Inspiration# EcoJustice MD

AI classifies. Community corroborates. Maryland gets heard.


Inspiration

Environmental violations in Maryland don't affect everyone equally. Illegal dumping, industrial discharge, and air pollution concentrate in lower-income communities like Curtis Bay in Baltimore and the Route 1 corridor in Prince George's County. Residents notice something is wrong but have no idea what law is being broken, who to call, or whether anyone else has noticed the same thing. The existing reporting system assumes knowledge most people don't have: which agency handles which violation, what permit status a facility has, what language makes a complaint credible. That gap means violations go unreported and the communities closest to the harm have the least power to act.


What It Does

EcoJustice MD lets a resident describe what they observed and get back plain-language answers: what this might be, what Maryland law could apply, and whether anyone else in their ZIP code has seen the same thing. Claude classifies the issue type, estimates permit likelihood, and determines whether the incident is acute (routed immediately to MDE emergency contacts) or chronic (enters a community corroboration flow). Neighbors can add structured testimonies to the same report. When enough independent observations accumulate, Claude synthesizes them into a collective complaint citing the Maryland Environmental Justice Act 2021 and routes it to the right agency.

The AI educates. The community decides. The people closest to the harm get heard.


How We Built It

Node and Express backend with a single server.js, vanilla JS frontend with no build step, and Supabase for persistence. AI calls go through a provider wrapper (core/ai.js) that supports both Anthropic Claude and Google Gemini, toggled with a single environment variable. The community layer uses session-based deduplication and IP rate limiting to keep testimony counts credible. A threshold engine watches testimony counts and triggers collective draft generation at 15 corroborated observations. Claude drafts the complaint from anonymized testimony summaries, always framing it as a request for investigation rather than a conclusion of wrongdoing. Every screen shows a liability disclaimer baked into the UI, not hidden in a footer.

Built with: Node.js, Express, Vanilla JavaScript, Supabase, Anthropic Claude API, Google Gemini API, EPA ECHO API


Challenges We Ran Into

The hardest design problem was not the code — it was calibrating what the AI should and should not claim. Environmental classification from a text description is genuinely uncertain, and overstating certainty creates real harm: a misclassified observation could generate a complaint against someone who did nothing wrong. We built confidence grading into every Claude response and made the innocent explanation of each observation mandatory reading before a user can post. Getting that UX tight without making the app feel like a legal waiver factory took most of our iteration time.

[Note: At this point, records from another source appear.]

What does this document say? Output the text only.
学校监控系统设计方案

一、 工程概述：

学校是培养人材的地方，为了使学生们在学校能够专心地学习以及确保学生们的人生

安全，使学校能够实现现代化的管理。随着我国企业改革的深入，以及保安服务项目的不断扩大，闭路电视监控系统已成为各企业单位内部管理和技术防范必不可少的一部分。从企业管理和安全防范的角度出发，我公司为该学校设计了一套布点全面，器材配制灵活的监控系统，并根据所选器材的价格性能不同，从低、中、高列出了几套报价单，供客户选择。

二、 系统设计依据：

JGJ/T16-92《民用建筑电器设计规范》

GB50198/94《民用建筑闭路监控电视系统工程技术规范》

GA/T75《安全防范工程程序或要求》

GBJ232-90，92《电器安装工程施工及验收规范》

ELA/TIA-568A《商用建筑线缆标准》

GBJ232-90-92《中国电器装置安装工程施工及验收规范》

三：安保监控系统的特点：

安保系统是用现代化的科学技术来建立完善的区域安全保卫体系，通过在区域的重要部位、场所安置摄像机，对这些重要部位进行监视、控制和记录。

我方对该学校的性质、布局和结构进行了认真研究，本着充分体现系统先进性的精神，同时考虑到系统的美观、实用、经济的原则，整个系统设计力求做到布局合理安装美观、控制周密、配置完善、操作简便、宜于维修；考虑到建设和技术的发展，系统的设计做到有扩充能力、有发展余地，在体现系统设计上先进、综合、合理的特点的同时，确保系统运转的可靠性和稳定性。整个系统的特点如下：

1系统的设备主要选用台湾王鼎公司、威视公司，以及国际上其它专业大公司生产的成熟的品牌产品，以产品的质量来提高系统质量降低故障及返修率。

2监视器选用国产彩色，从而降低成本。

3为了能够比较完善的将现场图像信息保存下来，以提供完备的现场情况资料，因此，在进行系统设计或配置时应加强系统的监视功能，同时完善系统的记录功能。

The second challenge was testimony manipulation: a coordinated group could flood a report with fake corroborations. Our session and IP deduplication is pragmatic rather than cryptographically airtight, and we are honest about that in the complaint text itself.


Accomplishments We Are Proud Of

The collective complaint draft is the thing we are most proud of. It synthesizes anonymized observations from multiple independent witnesses into a structured document that cites real Maryland law, notes permit status, and requests a written response timeline from MDE. It reads like something a legal aid organization would produce. The fact that it is generated from structured community testimony rather than a single person's account is what gives it weight.

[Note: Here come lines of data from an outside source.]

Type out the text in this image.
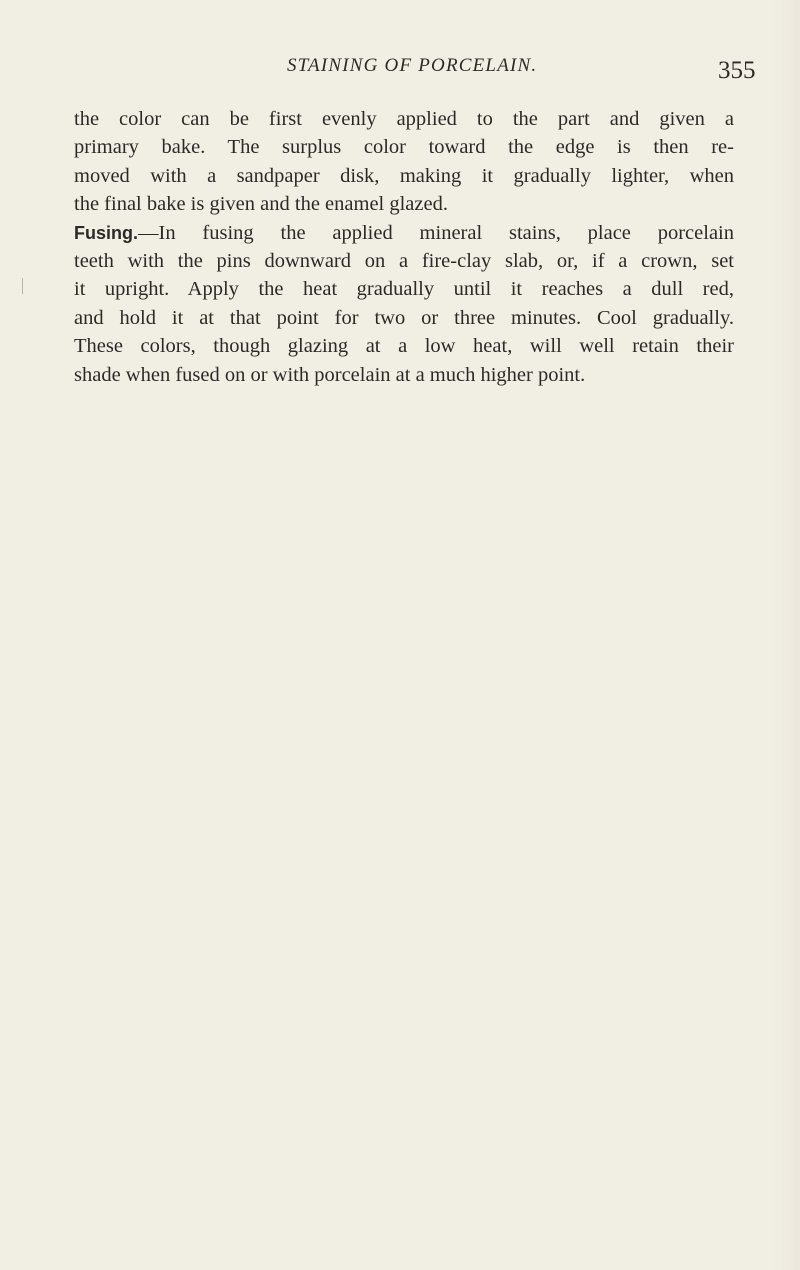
STAINING OF PORCELAIN.	355
the color can be first evenly applied to the part and given a
primary bake. The surplus color toward the edge is then re-
moved with a sandpaper disk, making it gradually lighter, when
the final bake is given and the enamel glazed.
Fusing.—In fusing the applied mineral stains, place porcelain
teeth with the pins downward on a fire-clay slab, or, if a crown, set
it upright. Apply the heat gradually until it reaches a dull red,
and hold it at that point for two or three minutes. Cool gradually.
These colors, though glazing at a low heat, will well retain their
shade when fused on or with porcelain at a much higher point.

We are also proud of the acute triage routing: anyone describing an active spill or immediate health risk bypasses the community layer entirely and gets MDE's emergency line immediately, regardless of what Claude classified.


What We Learned

The liability wrapper is not a legal formality — it is a core product decision. Every choice about what language Claude uses, what confidence thresholds trigger which actions, and what users must acknowledge before posting is a policy decision dressed in UI.

We also learned that the framing of "request for investigation" versus "complaint of violation" is not just semantics. It changes what the document is, who can credibly sign it, and what MDE is obligated to do with it. Getting that framing right across every Claude prompt took more passes than any other part of the build.


What's Next for EcoJustice MD

Three things would make this meaningfully more powerful:

  1. Permit database integration. Right now permit status comes from Claude's interpretation of the description. The real version queries MDE's permit database directly so the collective complaint cites actual permit numbers and compliance history.

  2. Public accountability dashboard. Once a complaint is filed, what happens? The next version tracks MDE response times publicly. A report showing "Filed, MDE Response Pending, Day 34" is a public fact that journalists and state delegates can act on without the tool doing anything else.

  3. Voice and SMS input. The residents most affected by environmental violations are often not the ones most comfortable typing into a web form. A version that lets you call a number and describe what you saw in plain speech would reach the people who need it most.